The fifth and final chapter of the book is titled “New Beginnings” and clarifies for a reader the true purpose of the text–not to attempt to answer or minimize collaborative writing’s questions and ambiguities, but to call greater attention to them in an effort to spark further research and understanding of research methods used when researching collaborative writing. Ede and Lunsford show a distinct desire to conceive of new ways of “experiencing and representing authorship” (131), not to agree to the end of the author as we know it. They make a plea to pay attention to the questions and difficulties of shifting authority in a classroom and taking a closer look at dialogic collaboration that is meant to alleviate some of the oppressive forms writing can take on various groups such as women. The authors conclude their long, interwoven narrative by illuminating an exciting–but even disheartening–truth: “that we have only begun to scratch the surface of what it means to describe writing as a social or collaborative process” (141). In their final thoughts, the duo reflects on how their personal groundings in writing together brought them to this point of research and realize quite happily that such research and new understanding allows them to appreciate the enrichment of their own voices not only within the multiplicitous self, but with all those in their lives in every faction and notation that lend voices to their writing and others’.

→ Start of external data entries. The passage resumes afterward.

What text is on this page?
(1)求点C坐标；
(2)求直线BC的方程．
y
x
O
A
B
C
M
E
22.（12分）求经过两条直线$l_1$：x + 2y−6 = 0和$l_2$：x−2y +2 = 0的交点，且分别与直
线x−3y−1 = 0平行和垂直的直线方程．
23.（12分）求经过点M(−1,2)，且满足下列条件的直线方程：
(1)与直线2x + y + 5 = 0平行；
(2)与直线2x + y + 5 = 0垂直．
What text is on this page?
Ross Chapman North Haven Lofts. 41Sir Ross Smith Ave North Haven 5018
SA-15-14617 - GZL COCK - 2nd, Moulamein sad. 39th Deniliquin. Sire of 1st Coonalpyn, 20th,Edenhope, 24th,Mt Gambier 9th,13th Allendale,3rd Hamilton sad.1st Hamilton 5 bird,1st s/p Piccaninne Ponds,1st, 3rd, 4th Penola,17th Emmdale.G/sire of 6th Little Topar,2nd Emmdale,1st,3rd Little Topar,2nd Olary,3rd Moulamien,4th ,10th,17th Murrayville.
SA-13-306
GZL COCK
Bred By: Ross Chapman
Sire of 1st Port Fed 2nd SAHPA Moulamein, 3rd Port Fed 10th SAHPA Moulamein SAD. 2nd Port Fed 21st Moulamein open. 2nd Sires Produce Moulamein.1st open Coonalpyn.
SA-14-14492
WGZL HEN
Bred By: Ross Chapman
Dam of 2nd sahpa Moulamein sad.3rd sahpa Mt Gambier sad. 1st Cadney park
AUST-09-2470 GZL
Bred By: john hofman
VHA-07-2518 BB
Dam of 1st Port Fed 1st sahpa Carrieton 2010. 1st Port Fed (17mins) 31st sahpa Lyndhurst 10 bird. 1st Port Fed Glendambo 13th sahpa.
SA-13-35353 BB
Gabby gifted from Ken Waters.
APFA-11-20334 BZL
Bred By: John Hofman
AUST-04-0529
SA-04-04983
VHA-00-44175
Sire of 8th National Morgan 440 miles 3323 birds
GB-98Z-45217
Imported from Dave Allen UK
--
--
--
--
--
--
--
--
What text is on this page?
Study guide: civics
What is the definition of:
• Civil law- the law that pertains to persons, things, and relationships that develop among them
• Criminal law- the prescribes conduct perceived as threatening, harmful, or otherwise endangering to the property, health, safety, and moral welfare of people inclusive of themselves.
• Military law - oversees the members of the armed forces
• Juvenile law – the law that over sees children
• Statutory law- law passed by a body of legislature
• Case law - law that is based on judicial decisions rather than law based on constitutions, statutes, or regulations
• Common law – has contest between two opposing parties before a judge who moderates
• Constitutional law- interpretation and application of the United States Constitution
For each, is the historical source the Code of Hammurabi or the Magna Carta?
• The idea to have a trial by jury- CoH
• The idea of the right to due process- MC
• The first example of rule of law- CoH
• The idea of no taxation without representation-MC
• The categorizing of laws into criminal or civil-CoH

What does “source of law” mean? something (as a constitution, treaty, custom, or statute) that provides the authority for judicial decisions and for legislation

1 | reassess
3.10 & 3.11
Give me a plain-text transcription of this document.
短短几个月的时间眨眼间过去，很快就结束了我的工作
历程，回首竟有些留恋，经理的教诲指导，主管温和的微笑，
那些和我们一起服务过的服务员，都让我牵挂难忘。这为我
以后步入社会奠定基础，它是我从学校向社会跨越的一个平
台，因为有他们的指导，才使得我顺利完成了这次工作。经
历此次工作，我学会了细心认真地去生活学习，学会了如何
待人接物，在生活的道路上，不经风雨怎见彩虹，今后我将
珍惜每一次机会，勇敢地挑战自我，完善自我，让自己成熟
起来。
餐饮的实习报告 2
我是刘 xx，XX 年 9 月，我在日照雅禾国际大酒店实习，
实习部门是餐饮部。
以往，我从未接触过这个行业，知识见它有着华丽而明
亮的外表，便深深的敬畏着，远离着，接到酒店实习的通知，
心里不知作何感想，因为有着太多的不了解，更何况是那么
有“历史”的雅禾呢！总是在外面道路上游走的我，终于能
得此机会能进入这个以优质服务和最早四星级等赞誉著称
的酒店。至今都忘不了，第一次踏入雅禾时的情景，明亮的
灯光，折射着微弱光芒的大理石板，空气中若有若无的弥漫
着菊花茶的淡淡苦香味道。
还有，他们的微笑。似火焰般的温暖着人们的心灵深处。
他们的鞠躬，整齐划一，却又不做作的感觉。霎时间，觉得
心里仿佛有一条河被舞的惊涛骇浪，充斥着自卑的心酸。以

Anyone interested in understanding the complexity of authorship, its changing meaning, and how collaborative writing has become a function of the workplace that can and should be transferred to the classroom would benefit from reading this book. Simply put, Ede and Lunsford’s book is still a valuable commodity to today’s teachers, administrators, and researchers. The book, although not without its criticisms, presents a timeless framework and history of collaborative work and writing that clearly illustrates its complexities and its necessity to not just the teaching culture of the early 1990s, but today as well.


Ede, L. S., & Lunsford, A. A. (1992). Singular texts/plural authors: Perspectives on collaborative writing. Carbondale: Southern Illinois University Press.